In another moment she knew she’d be crying. Yet she could not bring herself under control. Her fear was too great. Her soul was at risk here. So long as neither of them had been able to speak the other’s language, her little flirtation had been perfectly safe, an innocent game, a playful pastime. She could always pretend that nothing was going on between them, that nothing had been pledged, nothing had been ventured, nothing had been committed. Indeed, nothing had.

But now that she understood Beng—

Now that she could say what was in her mind—

The wind came hotter and harder, so that the heavy burden of dust it bore darkened the sky over Dawinno Galihine. It seemed to Torlyri that if it grew any stronger it would blow down these tottering buildings which had withstood the storms and earthquakes of seven hundred thousand years.

The man of the scarred shoulder was staring at her strangely, as though astounded that she had come, though she had visited the Beng settlement many times before. For a long while he did not speak, nor did she.

Then at last he said, “Offering-woman—?”

“Torlyri is my name.”

“Torlyri. It is a very beautiful name. You understand what I say to you?”

“If you speak slowly. And you? Do you understand me?”

“You say our words very beautifully. Very beautifully. Your voice is so soft.” He smiled and put both his hands to the sides of his helmet, letting them rest there a moment, as though in indecision. Then swiftly he undid the helmet’s throat-strap and took it off. She had never seen him without it, indeed had never seen any of the male Bengs bareheaded. The transformation was an unsettling one. His head seemed oddly small this way and his stature diminished, although but for the strange color of his fur and eyes he was identical now to any man of her own tribe.

The sentry, who had remained hovering in the background, coughed ostentatiously and turned away. Torlyri realized that this removing of the helmet must be some kind of invitation to intimacy, or perhaps some even more heavily charged act of commitment. Her trembling, which somehow had halted without her noticing, began again.
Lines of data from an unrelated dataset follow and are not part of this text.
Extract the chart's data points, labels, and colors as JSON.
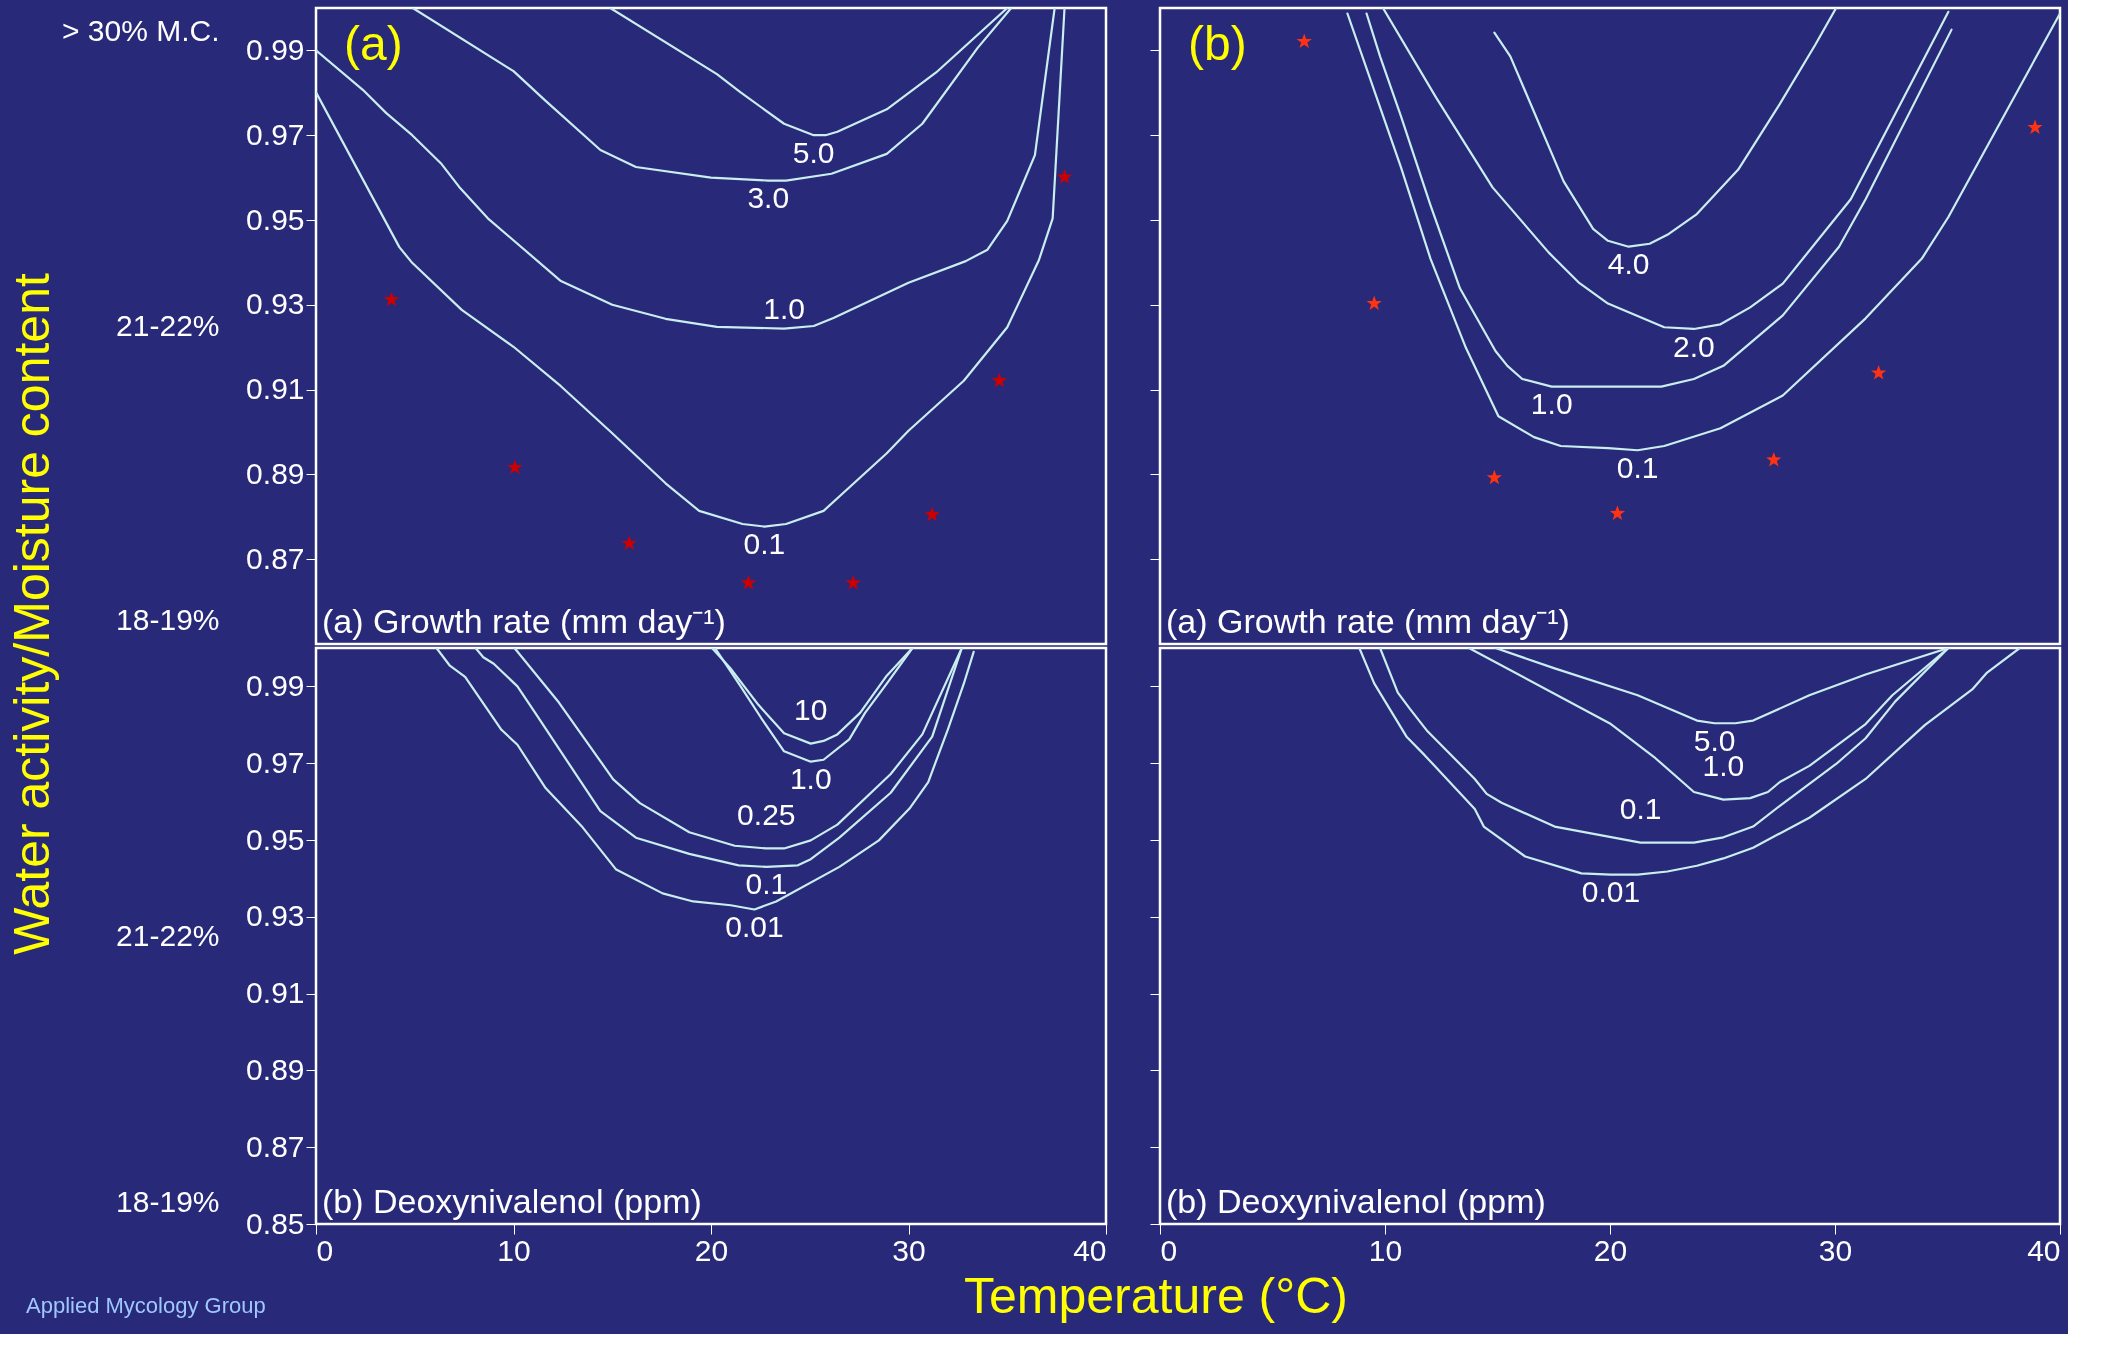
{
  "chart_data": [
    {
      "type": "line",
      "title": "(a)",
      "subtitle": "(a) Growth rate (mm day⁻¹)",
      "ylabel": "Water activity/Moisture content",
      "xlim": [
        0,
        40
      ],
      "ylim": [
        0.85,
        1.0
      ],
      "yticks": [
        0.99,
        0.97,
        0.95,
        0.93,
        0.91,
        0.89,
        0.87
      ],
      "y2_categories": [
        "> 30% M.C.",
        "21-22%",
        "18-19%"
      ],
      "tick_labels": "y",
      "series": [
        {
          "name": "5.0",
          "color": "#c8eeee",
          "x": [
            14.9,
            20.3,
            21.5,
            23.7,
            25.2,
            25.8,
            26.4,
            28.9,
            31.4,
            35.0
          ],
          "values": [
            1.0,
            0.9844,
            0.9801,
            0.9727,
            0.97,
            0.97,
            0.9708,
            0.9761,
            0.9848,
            1.0
          ]
        },
        {
          "name": "3.0",
          "color": "#c8eeee",
          "x": [
            4.9,
            10.0,
            11.6,
            14.4,
            16.2,
            20.0,
            22.9,
            23.8,
            26.1,
            28.9,
            30.7,
            33.5,
            35.2
          ],
          "values": [
            1.0,
            0.9851,
            0.9782,
            0.9665,
            0.9625,
            0.96,
            0.9593,
            0.9593,
            0.9609,
            0.9656,
            0.9727,
            0.9906,
            1.0
          ]
        },
        {
          "name": "1.0",
          "color": "#c8eeee",
          "x": [
            0,
            2.37,
            3.56,
            4.87,
            6.32,
            7.25,
            8.7,
            12.4,
            15.0,
            17.7,
            20.3,
            23.7,
            25.2,
            26.2,
            30.0,
            32.9,
            34.0,
            35.0,
            36.4,
            37.4
          ],
          "values": [
            0.99,
            0.9807,
            0.9752,
            0.97,
            0.9634,
            0.9578,
            0.9504,
            0.9356,
            0.93,
            0.9267,
            0.9248,
            0.9244,
            0.925,
            0.9269,
            0.9352,
            0.9403,
            0.943,
            0.9498,
            0.9653,
            1.0
          ]
        },
        {
          "name": "0.1",
          "color": "#c8eeee",
          "x": [
            0,
            4.22,
            4.87,
            7.38,
            10.0,
            12.4,
            15.0,
            17.7,
            19.4,
            21.6,
            22.7,
            23.8,
            25.7,
            28.9,
            30.0,
            32.8,
            35.0,
            36.6,
            37.3,
            37.9
          ],
          "values": [
            0.9801,
            0.9436,
            0.9399,
            0.9288,
            0.9201,
            0.9108,
            0.8997,
            0.8879,
            0.8814,
            0.8783,
            0.8777,
            0.8783,
            0.8814,
            0.895,
            0.9003,
            0.9121,
            0.9247,
            0.9405,
            0.9504,
            1.0
          ]
        },
        {
          "type": "scatter",
          "marker": "star",
          "color": "#cc0000",
          "x": [
            3.82,
            10.07,
            15.86,
            21.9,
            27.2,
            31.2,
            34.6,
            37.9
          ],
          "values": [
            0.9312,
            0.8916,
            0.8737,
            0.8644,
            0.8644,
            0.8805,
            0.9121,
            0.9601
          ]
        }
      ]
    },
    {
      "type": "line",
      "title": "(b)",
      "subtitle": "(a) Growth rate (mm day⁻¹)",
      "xlim": [
        0,
        40
      ],
      "ylim": [
        0.85,
        1.0
      ],
      "yticks": [
        {
          "value": 0.99,
          "label": null
        },
        {
          "value": 0.97,
          "label": null
        },
        {
          "value": 0.95,
          "label": null
        },
        {
          "value": 0.93,
          "label": null
        },
        {
          "value": 0.91,
          "label": null
        },
        {
          "value": 0.89,
          "label": null
        },
        {
          "value": 0.87,
          "label": null
        }
      ],
      "tick_labels": false,
      "series": [
        {
          "name": "4.0",
          "color": "#c8eeee",
          "x": [
            14.86,
            15.57,
            17.94,
            19.25,
            19.91,
            20.83,
            21.76,
            22.55,
            23.86,
            25.7,
            27.55,
            29.13,
            30.05
          ],
          "values": [
            0.9942,
            0.9886,
            0.9591,
            0.9479,
            0.9451,
            0.9437,
            0.9444,
            0.9465,
            0.9514,
            0.9619,
            0.9774,
            0.9914,
            1.0
          ]
        },
        {
          "name": "2.0",
          "color": "#c8eeee",
          "x": [
            9.91,
            12.28,
            14.78,
            17.28,
            18.6,
            19.91,
            22.41,
            23.73,
            24.91,
            26.23,
            27.68,
            30.7,
            35.04
          ],
          "values": [
            1.0,
            0.9788,
            0.9577,
            0.9423,
            0.9353,
            0.9303,
            0.9247,
            0.9243,
            0.9254,
            0.9294,
            0.935,
            0.9549,
            0.9991
          ]
        },
        {
          "name": "1.0",
          "color": "#c8eeee",
          "x": [
            9.18,
            9.78,
            10.7,
            12.02,
            13.33,
            14.91,
            15.44,
            16.1,
            17.41,
            22.28,
            23.73,
            25.04,
            27.68,
            30.18,
            31.36,
            35.18
          ],
          "values": [
            0.9987,
            0.9886,
            0.9746,
            0.9535,
            0.9339,
            0.9191,
            0.9156,
            0.9125,
            0.9107,
            0.9107,
            0.9125,
            0.9156,
            0.9275,
            0.9437,
            0.9549,
            0.9949
          ]
        },
        {
          "name": "0.1",
          "color": "#c8eeee",
          "x": [
            8.33,
            9.91,
            10.7,
            12.02,
            13.6,
            15.04,
            16.62,
            17.81,
            19.91,
            21.23,
            22.41,
            24.91,
            27.68,
            31.36,
            33.86,
            35.04,
            40.0
          ],
          "values": [
            0.9987,
            0.9746,
            0.9626,
            0.9409,
            0.9198,
            0.9037,
            0.8988,
            0.8967,
            0.8962,
            0.8957,
            0.8967,
            0.9009,
            0.9086,
            0.9268,
            0.9409,
            0.9507,
            0.9987
          ]
        },
        {
          "type": "scatter",
          "marker": "star",
          "color": "#ff3311",
          "x": [
            6.41,
            9.52,
            14.86,
            20.33,
            27.28,
            31.94,
            38.89
          ],
          "values": [
            0.9921,
            0.9303,
            0.8892,
            0.8808,
            0.8934,
            0.9139,
            0.9718
          ]
        }
      ]
    },
    {
      "type": "line",
      "subtitle": "(b) Deoxynivalenol (ppm)",
      "xlabel": "Temperature (°C)",
      "xlim": [
        0,
        40
      ],
      "xticks": [
        0,
        10,
        20,
        30,
        40
      ],
      "ylim": [
        0.85,
        1.0
      ],
      "yticks": [
        0.99,
        0.97,
        0.95,
        0.93,
        0.91,
        0.89,
        0.87,
        0.85
      ],
      "y2_categories": [
        null,
        "21-22%",
        "18-19%"
      ],
      "series": [
        {
          "name": "10",
          "color": "#c8eeee",
          "x": [
            20.05,
            20.97,
            22.4,
            23.7,
            25.05,
            25.7,
            26.4,
            27.55,
            28.9,
            30.2
          ],
          "values": [
            1.0,
            0.9948,
            0.9852,
            0.9778,
            0.9751,
            0.9758,
            0.9775,
            0.9831,
            0.9928,
            1.0
          ]
        },
        {
          "name": "1.0",
          "color": "#c8eeee",
          "x": [
            20.2,
            21.5,
            22.55,
            23.7,
            25.05,
            25.7,
            27.0,
            27.8,
            28.9,
            30.2
          ],
          "values": [
            1.0,
            0.99,
            0.9817,
            0.9731,
            0.9704,
            0.9709,
            0.9762,
            0.9831,
            0.9907,
            1.0
          ]
        },
        {
          "name": "0.25",
          "color": "#c8eeee",
          "x": [
            10.05,
            12.3,
            15.05,
            16.4,
            18.9,
            21.2,
            22.8,
            23.7,
            25.05,
            26.4,
            29.1,
            30.7,
            32.7
          ],
          "values": [
            1.0,
            0.9858,
            0.9658,
            0.9596,
            0.952,
            0.9485,
            0.9478,
            0.9478,
            0.9499,
            0.954,
            0.9672,
            0.9775,
            1.0
          ]
        },
        {
          "name": "0.1",
          "color": "#c8eeee",
          "x": [
            8.08,
            8.47,
            9.0,
            10.2,
            11.1,
            14.4,
            16.2,
            18.9,
            21.4,
            22.8,
            24.4,
            25.05,
            26.5,
            29.1,
            31.2,
            32.7
          ],
          "values": [
            1.0,
            0.9976,
            0.9959,
            0.99,
            0.9831,
            0.9575,
            0.9506,
            0.9464,
            0.9434,
            0.943,
            0.9434,
            0.945,
            0.9506,
            0.9623,
            0.9769,
            1.0
          ]
        },
        {
          "name": "0.01",
          "color": "#c8eeee",
          "x": [
            6.1,
            6.76,
            7.55,
            9.39,
            10.2,
            11.6,
            13.5,
            15.2,
            17.55,
            19.1,
            21.0,
            22.2,
            23.3,
            26.5,
            28.5,
            30.05,
            31.0,
            32.0,
            32.8,
            33.3
          ],
          "values": [
            1.0,
            0.9955,
            0.9925,
            0.9787,
            0.9748,
            0.9637,
            0.9533,
            0.9423,
            0.9361,
            0.934,
            0.933,
            0.9319,
            0.934,
            0.943,
            0.9499,
            0.9582,
            0.9651,
            0.9789,
            0.9907,
            0.999
          ]
        }
      ],
      "annotations": [
        "Applied Mycology Group"
      ]
    },
    {
      "type": "line",
      "subtitle": "(b) Deoxynivalenol (ppm)",
      "xlim": [
        0,
        40
      ],
      "xticks": [
        0,
        10,
        20,
        30,
        40
      ],
      "ylim": [
        0.85,
        1.0
      ],
      "yticks": [
        {
          "value": 0.99,
          "label": null
        },
        {
          "value": 0.97,
          "label": null
        },
        {
          "value": 0.95,
          "label": null
        },
        {
          "value": 0.93,
          "label": null
        },
        {
          "value": 0.91,
          "label": null
        },
        {
          "value": 0.89,
          "label": null
        },
        {
          "value": 0.87,
          "label": null
        },
        {
          "value": 0.85,
          "label": null
        }
      ],
      "tick_labels": "x",
      "series": [
        {
          "name": "5.0",
          "color": "#c8eeee",
          "x": [
            14.91,
            17.54,
            21.23,
            23.86,
            24.65,
            25.57,
            26.36,
            28.86,
            31.36,
            35.04
          ],
          "values": [
            1.0,
            0.9947,
            0.9877,
            0.9811,
            0.9804,
            0.9804,
            0.9811,
            0.9877,
            0.9931,
            1.0
          ]
        },
        {
          "name": "1.0",
          "color": "#c8eeee",
          "x": [
            13.73,
            20.04,
            22.02,
            23.73,
            25.04,
            26.23,
            27.02,
            27.55,
            28.86,
            31.36,
            32.55,
            35.04
          ],
          "values": [
            1.0,
            0.9802,
            0.9713,
            0.9625,
            0.9605,
            0.9609,
            0.9625,
            0.9651,
            0.9693,
            0.9802,
            0.9877,
            1.0
          ]
        },
        {
          "name": "0.1",
          "color": "#c8eeee",
          "x": [
            9.78,
            10.57,
            11.1,
            11.89,
            13.99,
            14.52,
            15.18,
            17.54,
            21.36,
            23.73,
            25.04,
            26.36,
            27.55,
            30.05,
            31.36,
            32.68,
            35.04
          ],
          "values": [
            1.0,
            0.9884,
            0.9842,
            0.9783,
            0.9659,
            0.962,
            0.9597,
            0.9535,
            0.9493,
            0.9493,
            0.9507,
            0.9535,
            0.9589,
            0.9698,
            0.9765,
            0.9861,
            1.0
          ]
        },
        {
          "name": "0.01",
          "color": "#c8eeee",
          "x": [
            8.86,
            9.52,
            10.97,
            11.76,
            13.99,
            14.39,
            16.23,
            18.73,
            20.04,
            21.23,
            22.55,
            23.86,
            25.04,
            26.36,
            28.86,
            31.36,
            33.99,
            36.1,
            36.76,
            38.21
          ],
          "values": [
            1.0,
            0.9908,
            0.9768,
            0.9721,
            0.9581,
            0.9535,
            0.9457,
            0.9413,
            0.941,
            0.941,
            0.9418,
            0.9433,
            0.9452,
            0.948,
            0.9558,
            0.9659,
            0.9799,
            0.9892,
            0.9936,
            1.0
          ]
        }
      ]
    }
  ]
}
He said, “My name is Trei Husathirn. Will you come to my house?”

She started to say that she would, and gladly. But she checked herself. She knew the Beng language, yes, or such a smattering of it as Hresh had been able to learn and to teach her, yet how could she know the meanings within the meanings? What did “Will you come to my house?” mean? Was it an invitation to couple? To twine? To mate, even? Yissou help me, then, she thought, if he thinks I am pledging myself to be his mate, when I know nothing more of him than his name! Or was it simply an acknowledgment that they were standing in a hot, dusty, windswept street when they could be drinking wine and eating cakes in some more comfortable place?